7. Input descriptions for a connection manager first.
   Then browse the incoming file where the data exists.
   
   You can copy the data where I post in Requirement & Preface and save to a flat file, then browse and choose this file.

   Here's my test file.

  Notice the format - Delimited
  And choose Column names in the first data row. Because the testing file do have a data header.

8. Click Columns, see our Row delimiter should be {CR}{LF} and Column delimiter - Comma. 


    Actually, we have many choice, but in current flat file the column are delimited by Comma.

9. Click Advanced, we need to choose the proper data type for SSIS transformation. There's difference about the data type between SQL and SSIS.
    You can refer to http://msdn.microsoft.com/en-us/library/ms141036.aspx to know more about the SSIS data type.

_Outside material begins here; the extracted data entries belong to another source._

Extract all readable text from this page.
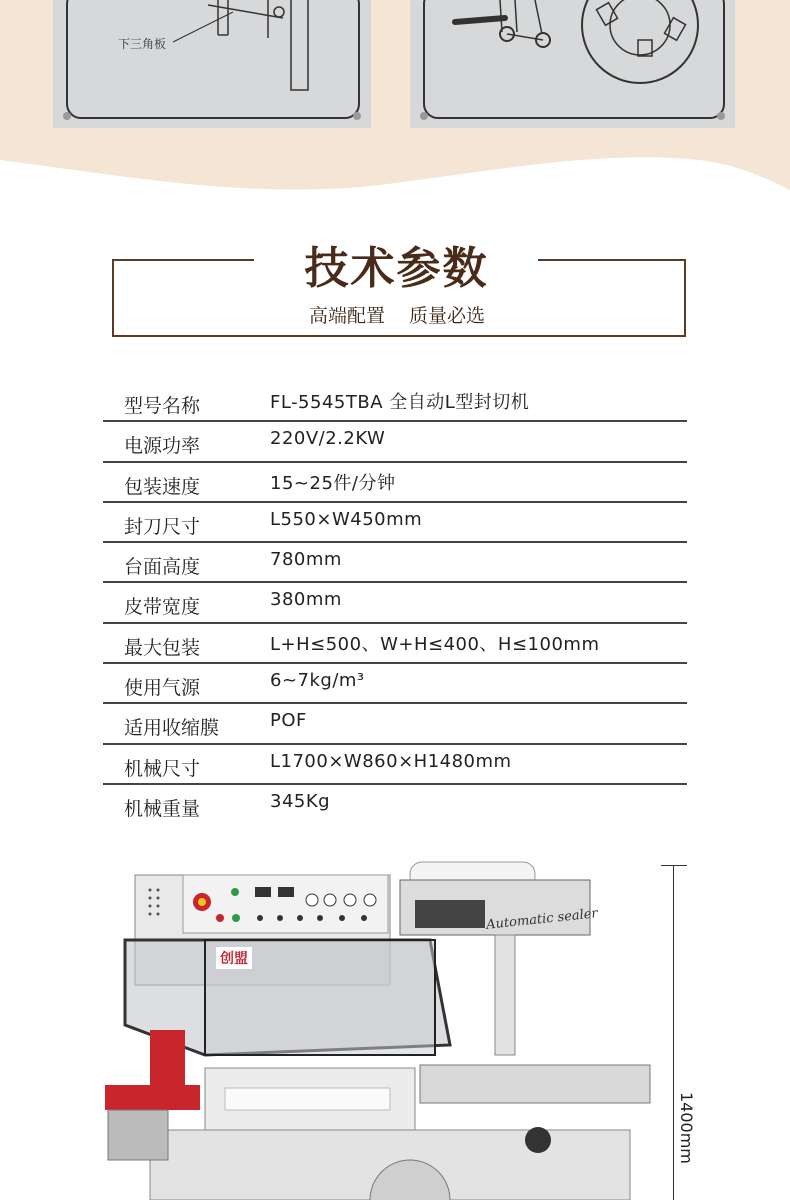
下三角板
技术参数
高端配置 质量必选
型号名称	FL-5545TBA 全自动L型封切机
电源功率	220V/2.2KW
包装速度	15~25件/分钟
封刀尺寸	L550×W450mm
台面高度	780mm
皮带宽度	380mm
最大包装	L+H≤500、W+H≤400、H≤100mm
使用气源	6~7kg/m³
适用收缩膜	POF
机械尺寸	L1700×W860×H1480mm
机械重量	345Kg
创盟
Automatic sealer
1400mm
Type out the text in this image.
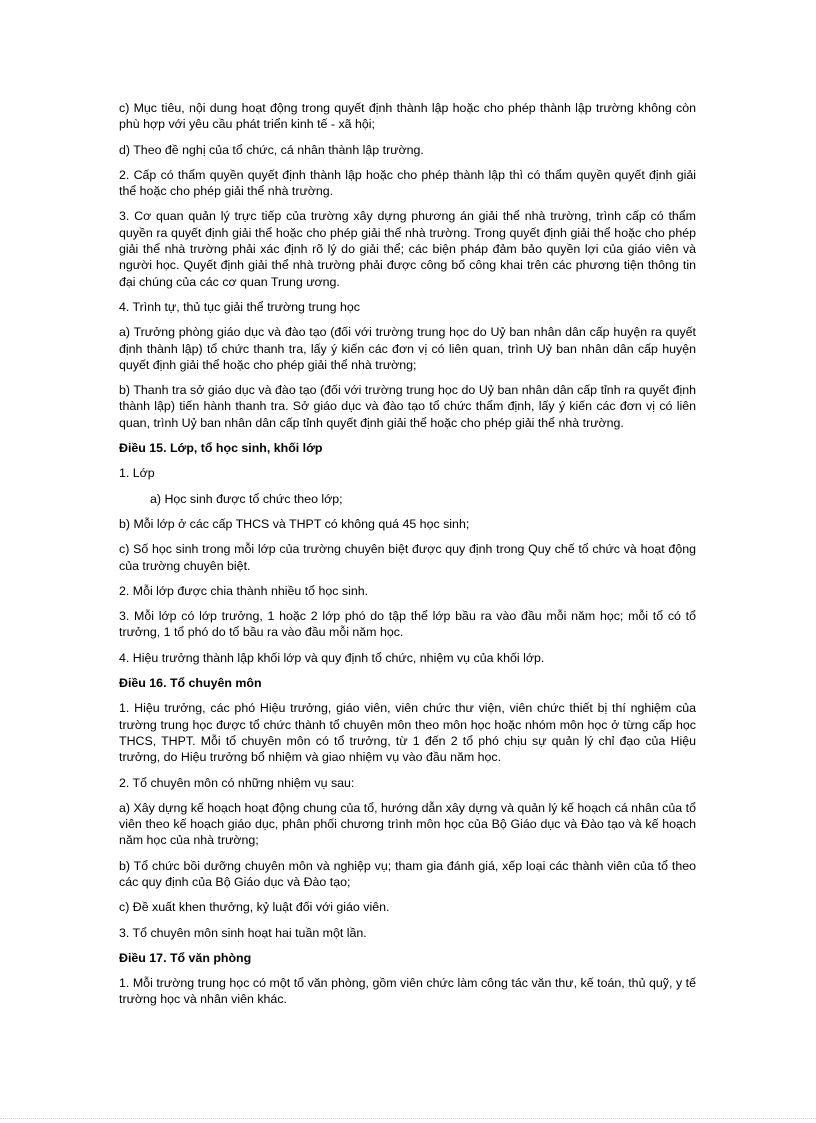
c) Mục tiêu, nội dung hoạt động trong quyết định thành lập hoặc cho phép thành lập trường không còn phù hợp với yêu cầu phát triển kinh tế - xã hội;

d) Theo đề nghị của tổ chức, cá nhân thành lập trường.

2. Cấp có thẩm quyền quyết định thành lập hoặc cho phép thành lập thì có thẩm quyền quyết định giải thể hoặc cho phép giải thể nhà trường.

3. Cơ quan quản lý trực tiếp của trường xây dựng phương án giải thể nhà trường, trình cấp có thẩm quyền ra quyết định giải thể hoặc cho phép giải thể nhà trường. Trong quyết định giải thể hoặc cho phép giải thể nhà trường phải xác định rõ lý do giải thể; các biện pháp đảm bảo quyền lợi của giáo viên và người học. Quyết định giải thể nhà trường phải được công bố công khai trên các phương tiện thông tin đại chúng của các cơ quan Trung ương.

4. Trình tự, thủ tục giải thể trường trung học

a) Trưởng phòng giáo dục và đào tạo (đối với trường trung học do Uỷ ban nhân dân cấp huyện ra quyết định thành lập) tổ chức thanh tra, lấy ý kiến các đơn vị có liên quan, trình Uỷ ban nhân dân cấp huyện quyết định giải thể hoặc cho phép giải thể nhà trường;

b) Thanh tra sở giáo dục và đào tạo (đối với trường trung học do Uỷ ban nhân dân cấp tỉnh ra quyết định thành lập) tiến hành thanh tra. Sở giáo dục và đào tạo tổ chức thẩm định, lấy ý kiến các đơn vị có liên quan, trình Uỷ ban nhân dân cấp tỉnh quyết định giải thể hoặc cho phép giải thể nhà trường.

Điều 15. Lớp, tổ học sinh, khối lớp

1. Lớp

a) Học sinh được tổ chức theo lớp;

b) Mỗi lớp ở các cấp THCS và THPT có không quá 45 học sinh;

c) Số học sinh trong mỗi lớp của trường chuyên biệt được quy định trong Quy chế tổ chức và hoạt động của trường chuyên biệt.

2. Mỗi lớp được chia thành nhiều tổ học sinh.

3. Mỗi lớp có lớp trưởng, 1 hoặc 2 lớp phó do tập thể lớp bầu ra vào đầu mỗi năm học; mỗi tổ có tổ trưởng, 1 tổ phó do tổ bầu ra vào đầu mỗi năm học.

4. Hiệu trưởng thành lập khối lớp và quy định tổ chức, nhiệm vụ của khối lớp.

Điều 16. Tổ chuyên môn

1. Hiệu trưởng, các phó Hiệu trưởng, giáo viên, viên chức thư viện, viên chức thiết bị thí nghiệm của trường trung học được tổ chức thành tổ chuyên môn theo môn học hoặc nhóm môn học ở từng cấp học THCS, THPT. Mỗi tổ chuyên môn có tổ trưởng, từ 1 đến 2 tổ phó chịu sự quản lý chỉ đạo của Hiệu trưởng, do Hiệu trưởng bổ nhiệm và giao nhiệm vụ vào đầu năm học.

2. Tổ chuyên môn có những nhiệm vụ sau:

a) Xây dựng kế hoạch hoạt động chung của tổ, hướng dẫn xây dựng và quản lý kế hoạch cá nhân của tổ viên theo kế hoạch giáo dục, phân phối chương trình môn học của Bộ Giáo dục và Đào tạo và kế hoạch năm học của nhà trường;

b) Tổ chức bồi dưỡng chuyên môn và nghiệp vụ; tham gia đánh giá, xếp loại các thành viên của tổ theo các quy định của Bộ Giáo dục và Đào tạo;

c) Đề xuất khen thưởng, kỷ luật đối với giáo viên.

3. Tổ chuyên môn sinh hoạt hai tuần một lần.

Điều 17. Tổ văn phòng

1. Mỗi trường trung học có một tổ văn phòng, gồm viên chức làm công tác văn thư, kế toán, thủ quỹ, y tế trường học và nhân viên khác.
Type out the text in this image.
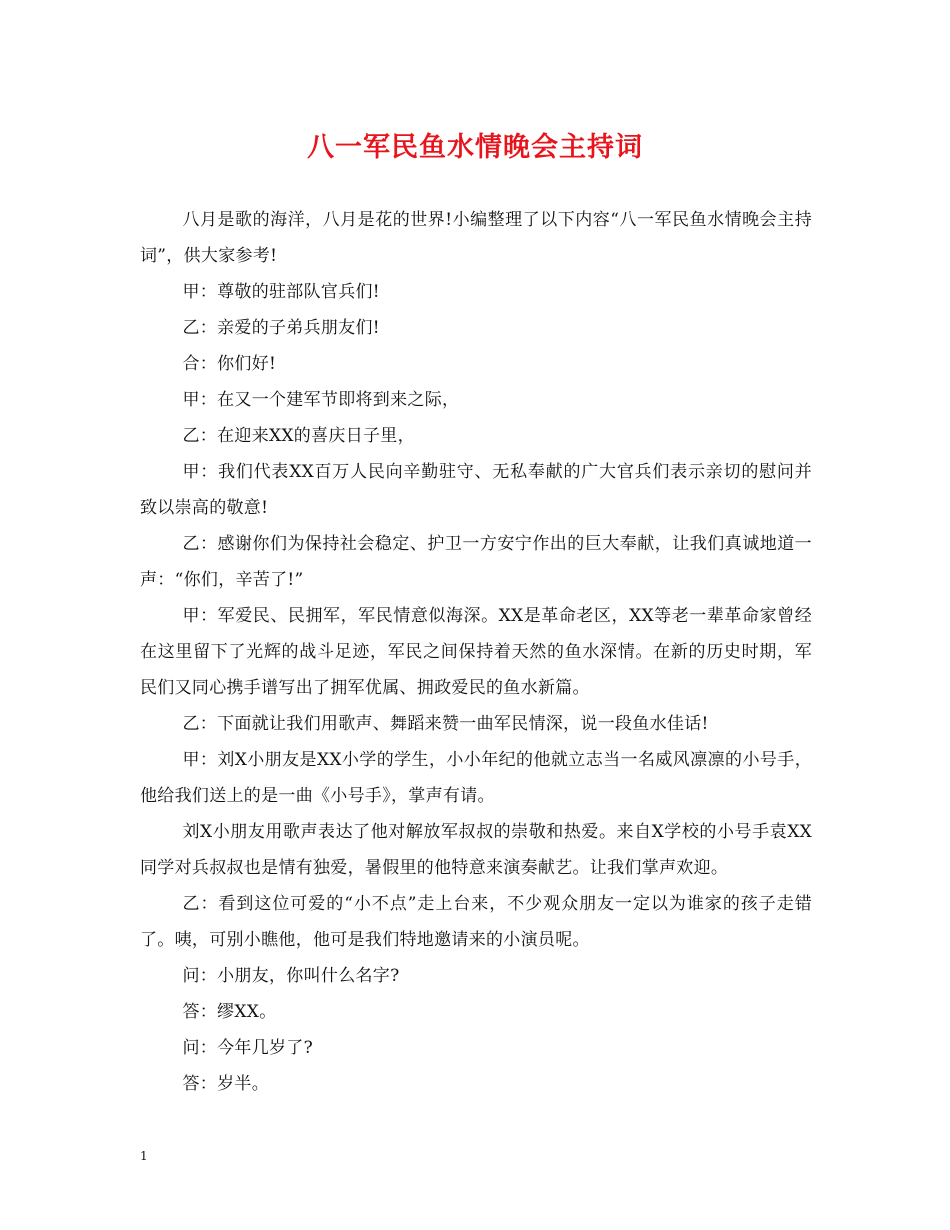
八一军民鱼水情晚会主持词

八月是歌的海洋，八月是花的世界!小编整理了以下内容“八一军民鱼水情晚会主持词”，供大家参考!

甲：尊敬的驻部队官兵们!

乙：亲爱的子弟兵朋友们!

合：你们好!

甲：在又一个建军节即将到来之际，

乙：在迎来XX的喜庆日子里，

甲：我们代表XX百万人民向辛勤驻守、无私奉献的广大官兵们表示亲切的慰问并致以崇高的敬意!

乙：感谢你们为保持社会稳定、护卫一方安宁作出的巨大奉献，让我们真诚地道一声：“你们，辛苦了!”

甲：军爱民、民拥军，军民情意似海深。XX是革命老区，XX等老一辈革命家曾经在这里留下了光辉的战斗足迹，军民之间保持着天然的鱼水深情。在新的历史时期，军民们又同心携手谱写出了拥军优属、拥政爱民的鱼水新篇。

乙：下面就让我们用歌声、舞蹈来赞一曲军民情深，说一段鱼水佳话!

甲：刘X小朋友是XX小学的学生，小小年纪的他就立志当一名威风凛凛的小号手，他给我们送上的是一曲《小号手》，掌声有请。

刘X小朋友用歌声表达了他对解放军叔叔的崇敬和热爱。来自X学校的小号手袁XX同学对兵叔叔也是情有独爱，暑假里的他特意来演奏献艺。让我们掌声欢迎。

乙：看到这位可爱的“小不点”走上台来，不少观众朋友一定以为谁家的孩子走错了。咦，可别小瞧他，他可是我们特地邀请来的小演员呢。

问：小朋友，你叫什么名字?

答：缪XX。

问：今年几岁了?

答：岁半。

1
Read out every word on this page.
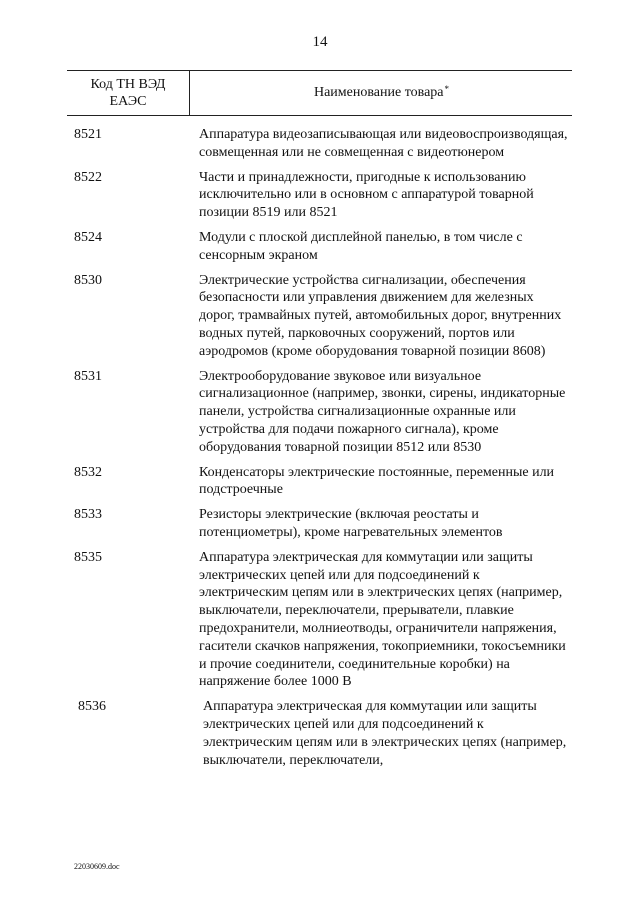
14
Код ТН ВЭД ЕАЭС
Наименование товара*
8521	Аппаратура видеозаписывающая или видеовоспроизводящая, совмещенная или не совмещенная с видеотюнером
8522	Части и принадлежности, пригодные к использованию исключительно или в основном с аппаратурой товарной позиции 8519 или 8521
8524	Модули с плоской дисплейной панелью, в том числе с сенсорным экраном
8530	Электрические устройства сигнализации, обеспечения безопасности или управления движением для железных дорог, трамвайных путей, автомобильных дорог, внутренних водных путей, парковочных сооружений, портов или аэродромов (кроме оборудования товарной позиции 8608)
8531	Электрооборудование звуковое или визуальное сигнализационное (например, звонки, сирены, индикаторные панели, устройства сигнализационные охранные или устройства для подачи пожарного сигнала), кроме оборудования товарной позиции 8512 или 8530
8532	Конденсаторы электрические постоянные, переменные или подстроечные
8533	Резисторы электрические (включая реостаты и потенциометры), кроме нагревательных элементов
8535	Аппаратура электрическая для коммутации или защиты электрических цепей или для подсоединений к электрическим цепям или в электрических цепях (например, выключатели, переключатели, прерыватели, плавкие предохранители, молниеотводы, ограничители напряжения, гасители скачков напряжения, токоприемники, токосъемники и прочие соединители, соединительные коробки) на напряжение более 1000 В
8536	Аппаратура электрическая для коммутации или защиты электрических цепей или для подсоединений к электрическим цепям или в электрических цепях (например, выключатели, переключатели,
22030609.doc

    The table script for Person Address we can see here:


[AddressID] [int] IDENTITY(1,1) PRIMARY KEY NOT NULL,
[AddressLine1] [nvarchar](60) NOT NULL,
[AddressLine2] [nvarchar](60) NULL,
[City] [nvarchar](30) NOT NULL,
[StateProvinceID] [int] NOT NULL,
[PostalCode] [nvarchar](15) NOT NULL,
[SpatialLocation] [geography] NULL,
[rowguid] [nvarchar](120) NOT NULL,
[ModifiedDate] [datetime] NOT NULL

    For NVARCHAR SQL Data type, we use Unicode string [DT_WSTR] in SSIS.
    For INT in SQL data type, we use four-byte signed integer.
   Other please see pictures.
   Besides, [SpatialLocation] [geography] NULL, we can't transfer it in SSIS directly, there's no mapping data type in SSIS, if we have to process it we need to write script to handle it. In this article, we aren't going to process this column.
 If want to know more about the spatial data, please Google it or refer to other article - http://www.sql-server-performance.com/2010/spatial-data-support-ssis/



    
After this, click OK.

10.  Back to Flat File Source Editor. See we have already built a Flat file connection manager.
       Click Columns where we can decide which columns we need to pass into next SSIS component.


   Sometimes, a flat file may include many columns, but we may only choose some columns to pass to next component and insert them to a table. 
   In this demo, we choose all columns to pass.

   Click OK, then back to Data Flow Design window. We can see there's a flat file connection manager instance exists in Connection Manager pane.


In data flow, we have created a 'Source', obviously this source is a flat file, then we are going to choose a destination component which should be a table.

11.  See Data Flow Destinations, drag a 'OLE DB Destination' to data flow and change name to be 'DST_PersonAddress'.
       Drag the green connection arrow from FFS_PersonAddress to connect to DST_PersonAddress, that means the columns we choose in FFS_PersonAddress will as an output columns pass to DST_PersonAddress. 


12. Double click DST_PersonAddress, edit it as blow ways.
      
     We need to built a connection from SQL Server to this component, so click 'New' to create a OLE DB Connection manager.


Because we use local machine, so we server name - localhost
Then we can choose the demo database from the list. 


Click OK, see we get a data connections from local server and demo database.

Click OK.

13. We can find another connection shows in Connection Manager Pane.
    So there're two connections.
    First connection - to build a connection from a flat file to FFS_PersonAddress
    Second connection  - to build a connection from a database table to DST_PersonAddress

    Between FFS_PersonAddress and DST_PersonAddress, we connect them and FFS_PersonAddress will pass the values from flat file to DST_PersonAddress, thus, data from flat file will go into the database table.

 Right click and execute this package.


Green..is OK. 

I will add error process in later tutorials. 

Validate data in database table, congratulation ! we done!